Home News Small Tax Base and High Incidence of Noncompliance Contribute to Enormous Tax Evasion

Small Tax Base and High Incidence of Noncompliance Contribute to Enormous Tax Evasion

Small Tax Base and High Incidence of Noncompliance Contribute to Enormous Tax Evasion

According to the Federal Board of Revenue (FBR) sources, one of the main factors behind tax evasion is the large informal sector which accounts for a significant portion of economic activity but is largely unregulated and untaxed.

Many small businesses and self-employed individuals do not report their income or pay taxes, either because they are unaware of their tax obligations or because they believe that the risk of detection is low, they added.

In addition to the informal sector, said the sources, there are significant issues with tax administration and enforcement.

The tax authority, i.e. the FBR lacks capacity on the one hand and is full of corruption on the other, which has undermined its ability to collect taxes effectively. Moreover, there is a widespread perception among taxpayers that the tax system is unfair and that the government does not use tax revenues effectively.

Tax evasion refers to the illegal or unethical act of not reporting income or assets to tax authorities or deliberately misrepresenting the amount of taxes owed to reduce one’s tax liability.

This can take many forms, such as underreporting income, claiming false deductions, hiding assets in offshore accounts, or failing to file tax returns. Tax evasion is considered a severe crime in most countries and those who engage in it can face fines, penalties, and even imprisonment.

The consequences can be particularly severe for high-net-worth individuals and businesses, who may face not only legal sanctions but also reputational damage and loss to business opportunities.

Meanwhile, some tax experts have pointed out that tax evasion is a widespread problem in South Asia. It is estimated that the region loses billions of dollars in revenue each year due to tax evasion, which contributes to funding gaps for essential public services and infrastructure.

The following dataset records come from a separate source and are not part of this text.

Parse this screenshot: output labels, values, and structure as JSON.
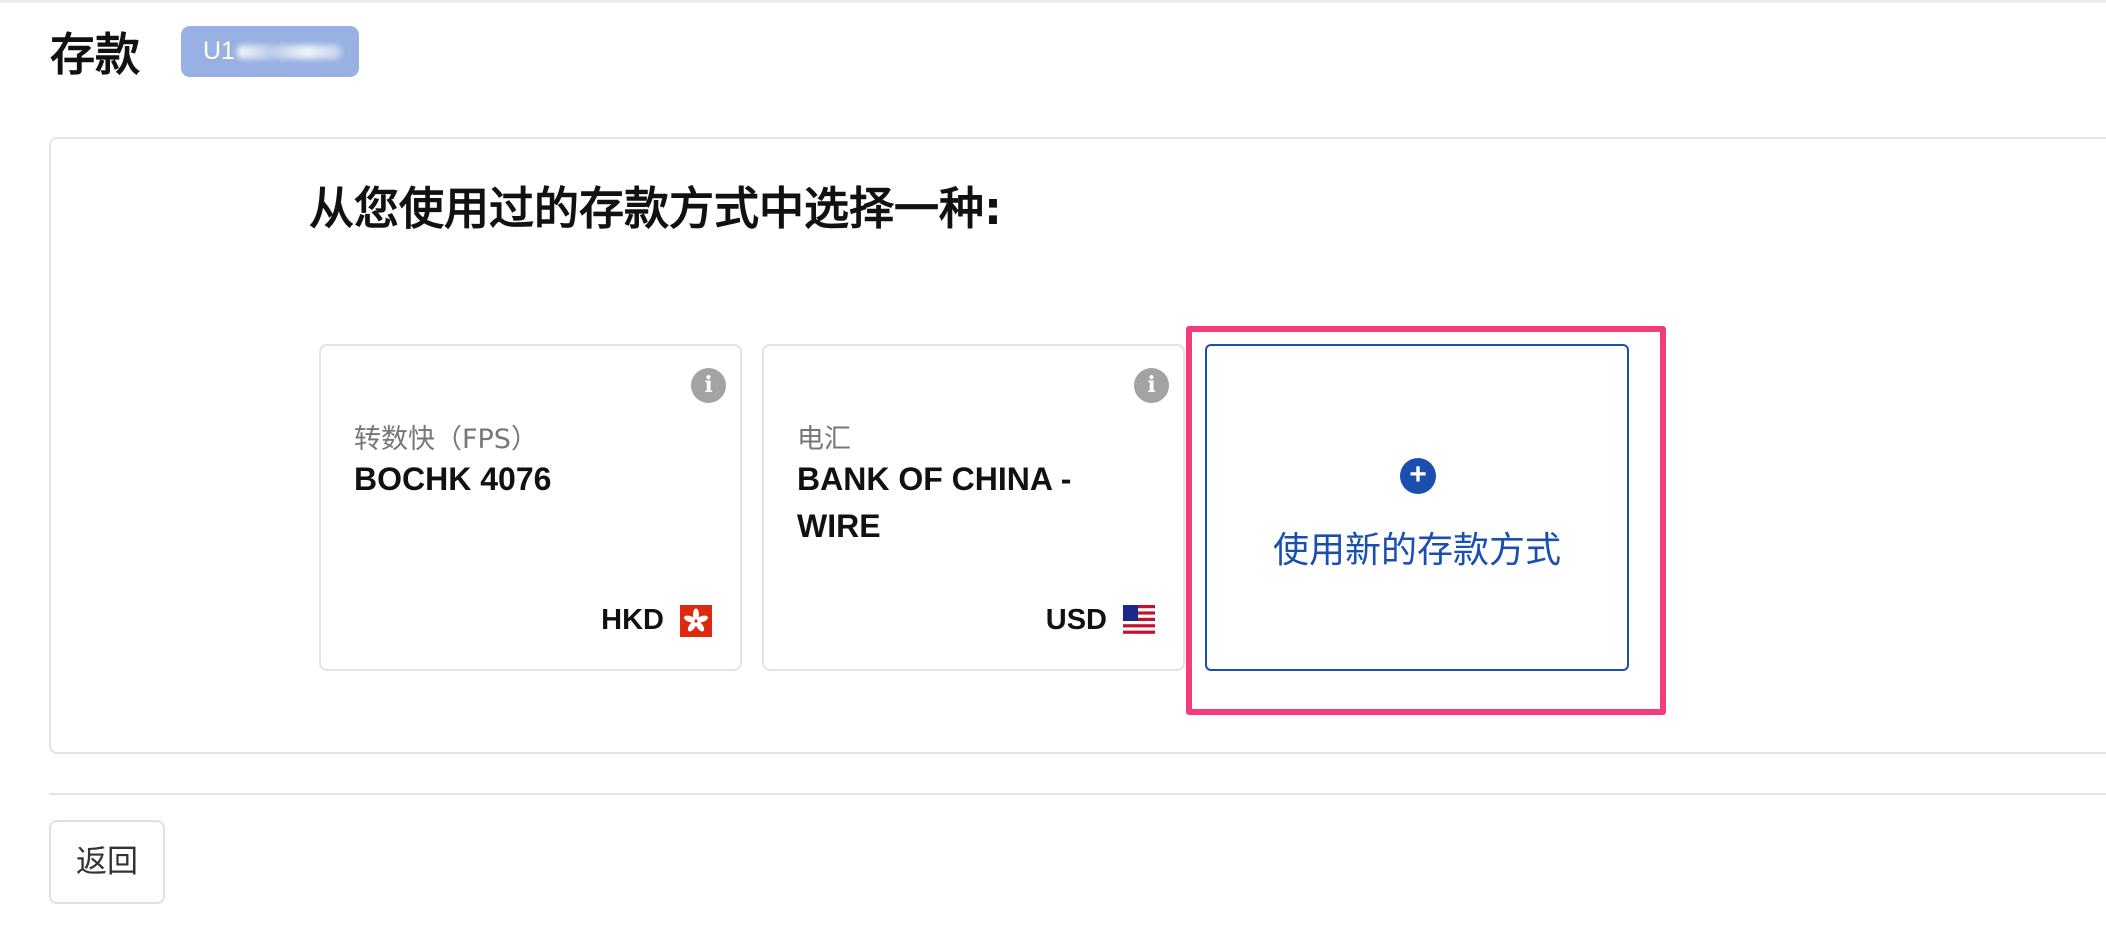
{
  "header": {
    "title": "存款",
    "account_badge": "U1"
  },
  "main": {
    "prompt": "从您使用过的存款方式中选择一种:",
    "methods": [
      {
        "type": "转数快（FPS）",
        "name": "BOCHK 4076",
        "currency": "HKD",
        "flag": "hong-kong-flag"
      },
      {
        "type": "电汇",
        "name": "BANK OF CHINA - WIRE",
        "currency": "USD",
        "flag": "us-flag"
      }
    ],
    "new_method": {
      "label": "使用新的存款方式",
      "icon": "plus-icon"
    }
  },
  "footer": {
    "back_label": "返回"
  },
  "colors": {
    "accent": "#1a4fb0",
    "badge_bg": "#98b0e2",
    "highlight": "#f43d78",
    "hk_flag_red": "#de2910",
    "info_icon": "#a3a3a3"
  }
}
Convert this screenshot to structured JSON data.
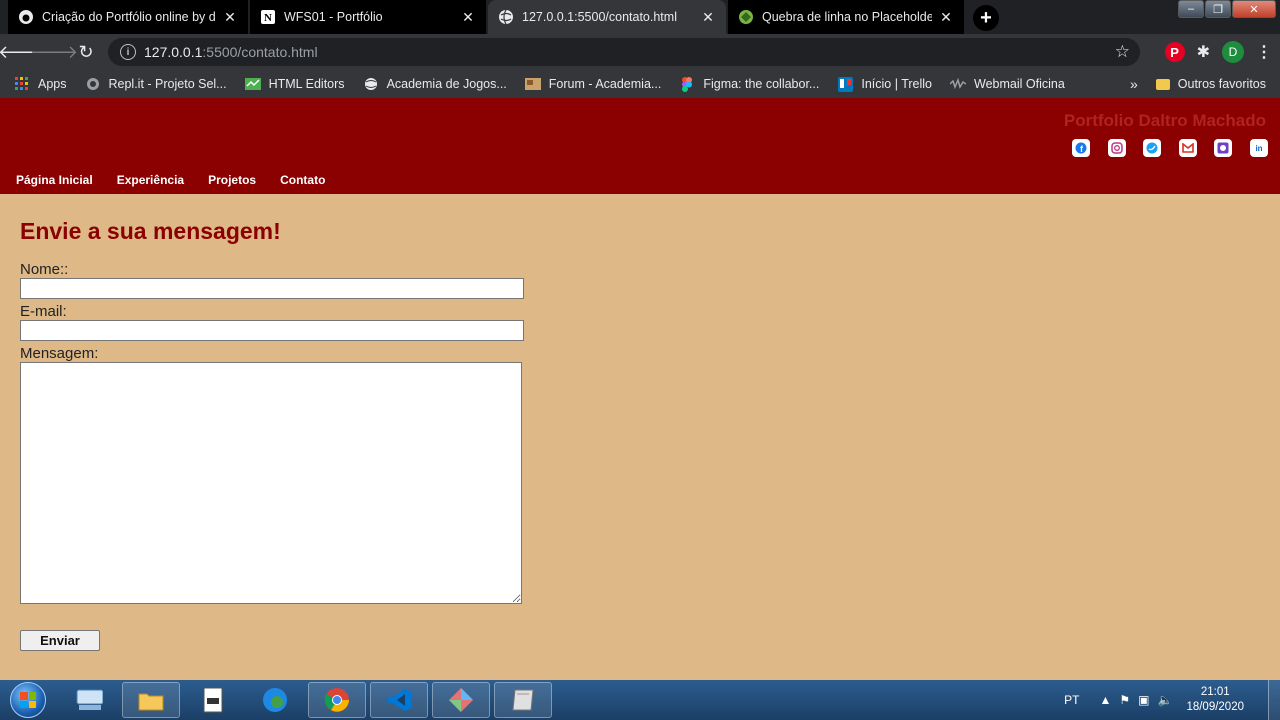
{
  "browser": {
    "tabs": [
      {
        "title": "Criação do Portfólio online by da",
        "icon": "github-icon"
      },
      {
        "title": "WFS01 - Portfólio",
        "icon": "notion-icon"
      },
      {
        "title": "127.0.0.1:5500/contato.html",
        "icon": "globe-icon",
        "active": true
      },
      {
        "title": "Quebra de linha no Placeholder -",
        "icon": "codepen-icon"
      }
    ],
    "url_host": "127.0.0.1",
    "url_path": ":5500/contato.html",
    "profile_initial": "D",
    "bookmarks": [
      {
        "label": "Apps",
        "icon": "apps-grid-icon"
      },
      {
        "label": "Repl.it - Projeto Sel...",
        "icon": "replit-icon"
      },
      {
        "label": "HTML Editors",
        "icon": "html-editors-icon"
      },
      {
        "label": "Academia de Jogos...",
        "icon": "globe-icon"
      },
      {
        "label": "Forum - Academia...",
        "icon": "forum-icon"
      },
      {
        "label": "Figma: the collabor...",
        "icon": "figma-icon"
      },
      {
        "label": "Início | Trello",
        "icon": "trello-icon"
      },
      {
        "label": "Webmail Oficina",
        "icon": "webmail-icon"
      }
    ],
    "other_bookmarks": "Outros favoritos"
  },
  "site": {
    "brand": "Portfolio Daltro Machado",
    "social": [
      "facebook-icon",
      "instagram-icon",
      "twitter-icon",
      "gmail-icon",
      "github-icon",
      "linkedin-icon"
    ],
    "nav": [
      "Página Inicial",
      "Experiência",
      "Projetos",
      "Contato"
    ]
  },
  "form": {
    "heading": "Envie a sua mensagem!",
    "name_label": "Nome::",
    "email_label": "E-mail:",
    "message_label": "Mensagem:",
    "submit_label": "Enviar"
  },
  "taskbar": {
    "language": "PT",
    "time": "21:01",
    "date": "18/09/2020"
  }
}
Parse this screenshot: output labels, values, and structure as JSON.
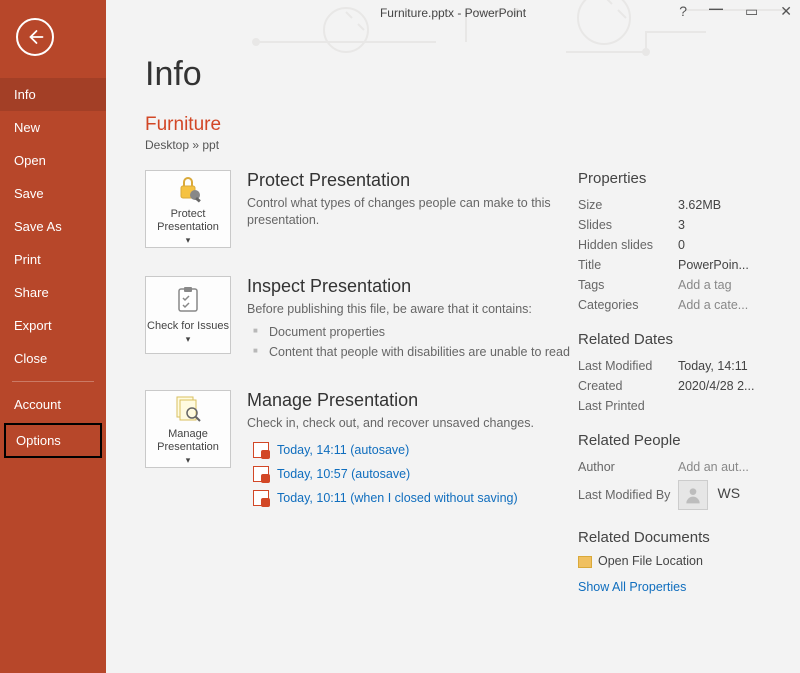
{
  "titlebar": "Furniture.pptx - PowerPoint",
  "sidebar": {
    "items": [
      "Info",
      "New",
      "Open",
      "Save",
      "Save As",
      "Print",
      "Share",
      "Export",
      "Close"
    ],
    "account": "Account",
    "options": "Options"
  },
  "page": {
    "heading": "Info",
    "docTitle": "Furniture",
    "docPath": "Desktop » ppt"
  },
  "protect": {
    "btn": "Protect Presentation",
    "title": "Protect Presentation",
    "desc": "Control what types of changes people can make to this presentation."
  },
  "inspect": {
    "btn": "Check for Issues",
    "title": "Inspect Presentation",
    "desc": "Before publishing this file, be aware that it contains:",
    "b1": "Document properties",
    "b2": "Content that people with disabilities are unable to read"
  },
  "manage": {
    "btn": "Manage Presentation",
    "title": "Manage Presentation",
    "desc": "Check in, check out, and recover unsaved changes.",
    "v1": "Today, 14:11 (autosave)",
    "v2": "Today, 10:57 (autosave)",
    "v3": "Today, 10:11 (when I closed without saving)"
  },
  "props": {
    "head": "Properties",
    "size_k": "Size",
    "size_v": "3.62MB",
    "slides_k": "Slides",
    "slides_v": "3",
    "hidden_k": "Hidden slides",
    "hidden_v": "0",
    "title_k": "Title",
    "title_v": "PowerPoin...",
    "tags_k": "Tags",
    "tags_v": "Add a tag",
    "cats_k": "Categories",
    "cats_v": "Add a cate...",
    "dates_head": "Related Dates",
    "lm_k": "Last Modified",
    "lm_v": "Today, 14:11",
    "cr_k": "Created",
    "cr_v": "2020/4/28 2...",
    "lp_k": "Last Printed",
    "lp_v": "",
    "people_head": "Related People",
    "author_k": "Author",
    "author_v": "Add an aut...",
    "lmb_k": "Last Modified By",
    "lmb_v": "WS",
    "docs_head": "Related Documents",
    "openloc": "Open File Location",
    "showall": "Show All Properties"
  }
}
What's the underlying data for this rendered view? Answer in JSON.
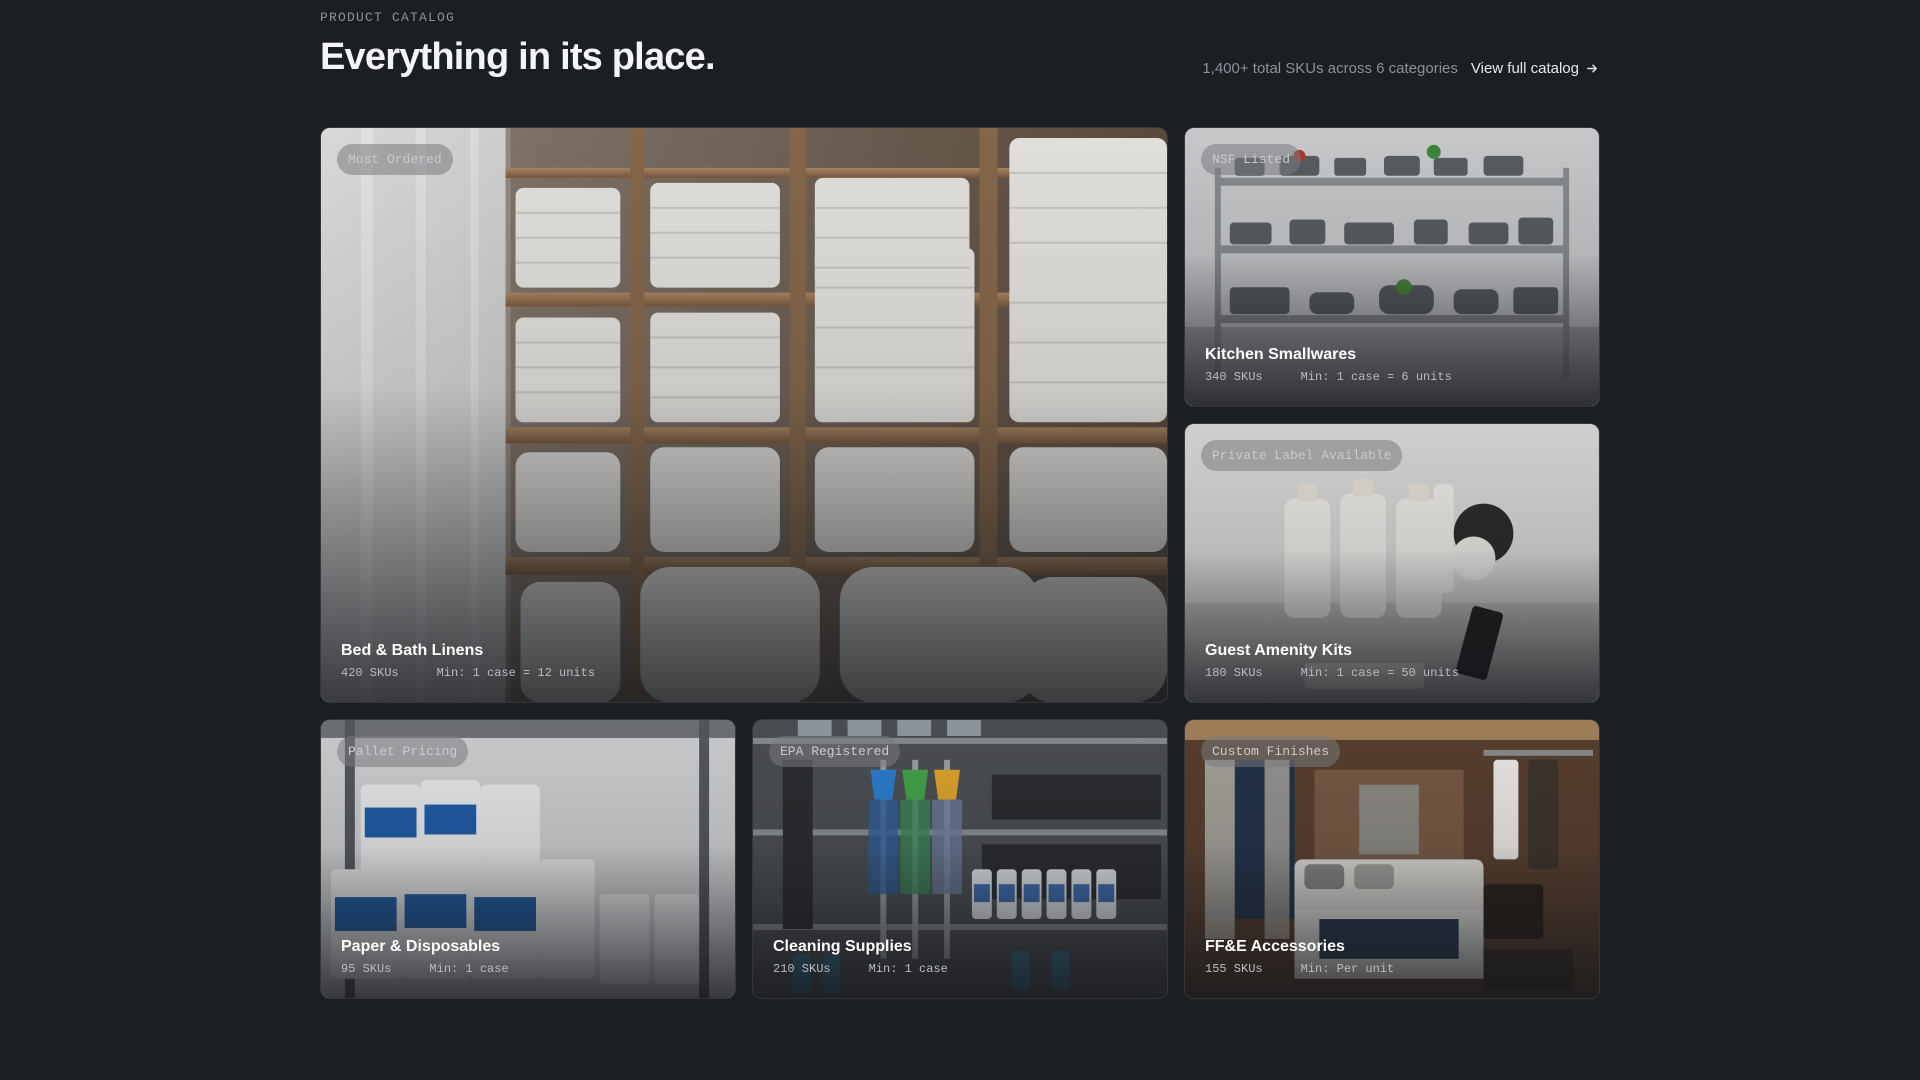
{
  "header": {
    "eyebrow": "PRODUCT CATALOG",
    "title": "Everything in its place.",
    "total": "1,400+ total SKUs across 6 categories",
    "view_link": "View full catalog"
  },
  "categories": [
    {
      "badge": "Most Ordered",
      "title": "Bed & Bath Linens",
      "skus": "420 SKUs",
      "min": "Min: 1 case = 12 units"
    },
    {
      "badge": "NSF Listed",
      "title": "Kitchen Smallwares",
      "skus": "340 SKUs",
      "min": "Min: 1 case = 6 units"
    },
    {
      "badge": "Private Label Available",
      "title": "Guest Amenity Kits",
      "skus": "180 SKUs",
      "min": "Min: 1 case = 50 units"
    },
    {
      "badge": "Pallet Pricing",
      "title": "Paper & Disposables",
      "skus": "95 SKUs",
      "min": "Min: 1 case"
    },
    {
      "badge": "EPA Registered",
      "title": "Cleaning Supplies",
      "skus": "210 SKUs",
      "min": "Min: 1 case"
    },
    {
      "badge": "Custom Finishes",
      "title": "FF&E Accessories",
      "skus": "155 SKUs",
      "min": "Min: Per unit"
    }
  ]
}
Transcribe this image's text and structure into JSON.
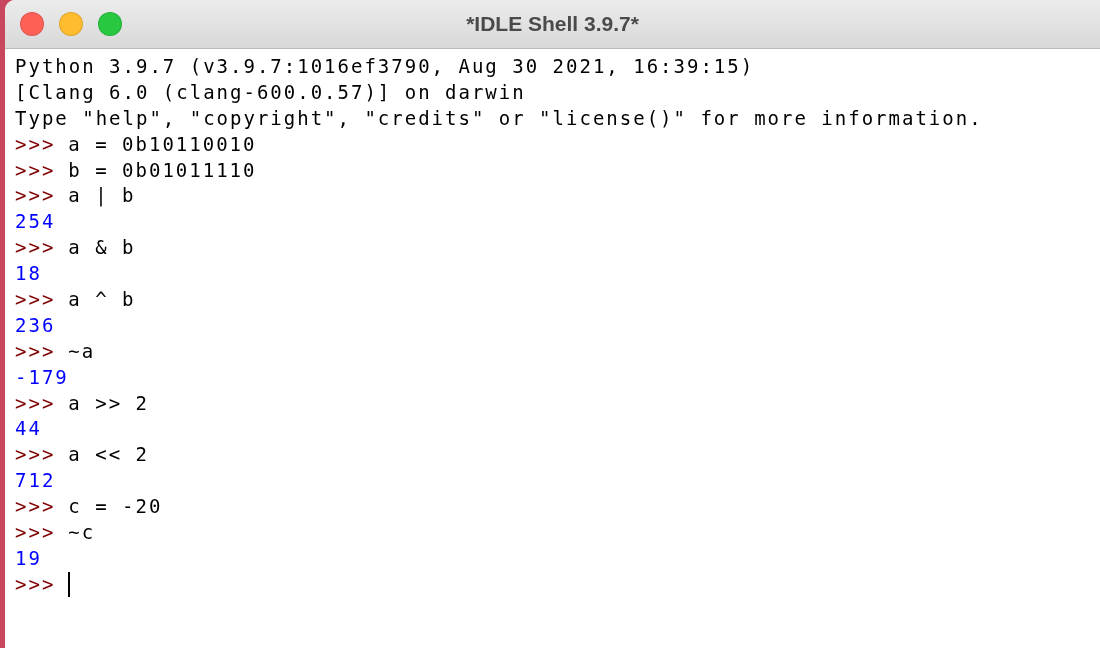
{
  "window": {
    "title": "*IDLE Shell 3.9.7*"
  },
  "shell": {
    "lines": [
      {
        "kind": "banner",
        "text": "Python 3.9.7 (v3.9.7:1016ef3790, Aug 30 2021, 16:39:15)"
      },
      {
        "kind": "banner",
        "text": "[Clang 6.0 (clang-600.0.57)] on darwin"
      },
      {
        "kind": "banner",
        "text": "Type \"help\", \"copyright\", \"credits\" or \"license()\" for more information."
      },
      {
        "kind": "input",
        "prompt": ">>>",
        "code": "a = 0b10110010"
      },
      {
        "kind": "input",
        "prompt": ">>>",
        "code": "b = 0b01011110"
      },
      {
        "kind": "input",
        "prompt": ">>>",
        "code": "a | b"
      },
      {
        "kind": "output",
        "text": "254"
      },
      {
        "kind": "input",
        "prompt": ">>>",
        "code": "a & b"
      },
      {
        "kind": "output",
        "text": "18"
      },
      {
        "kind": "input",
        "prompt": ">>>",
        "code": "a ^ b"
      },
      {
        "kind": "output",
        "text": "236"
      },
      {
        "kind": "input",
        "prompt": ">>>",
        "code": "~a"
      },
      {
        "kind": "output",
        "text": "-179"
      },
      {
        "kind": "input",
        "prompt": ">>>",
        "code": "a >> 2"
      },
      {
        "kind": "output",
        "text": "44"
      },
      {
        "kind": "input",
        "prompt": ">>>",
        "code": "a << 2"
      },
      {
        "kind": "output",
        "text": "712"
      },
      {
        "kind": "input",
        "prompt": ">>>",
        "code": "c = -20"
      },
      {
        "kind": "input",
        "prompt": ">>>",
        "code": "~c"
      },
      {
        "kind": "output",
        "text": "19"
      },
      {
        "kind": "input",
        "prompt": ">>>",
        "cursor": true
      }
    ]
  }
}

The government has taken measures to increase tax revenues, including through reforms to the tax administration and the introduction of a digital tax system. However, progress has been slow, and tax evasion remains a significant challenge.

To address these challenges, the government of Pakistan has implemented various measures to increase tax compliance and revenue.

These include reforms to the tax administration, such as introducing a single tax identification number and establishing a specialized unit to investigate tax fraud. The government has also introduced a digital tax system, which aims to increase transparency and reduce the opportunities for tax evasion.

Despite these efforts, said tax practitioners, tax evasion remains a significant challenge in Pakistan and there is a need for further reforms and improvements to the tax system and administration. This will require a sustained effort by the government as well as cooperation and compliance from taxpayers and businesses.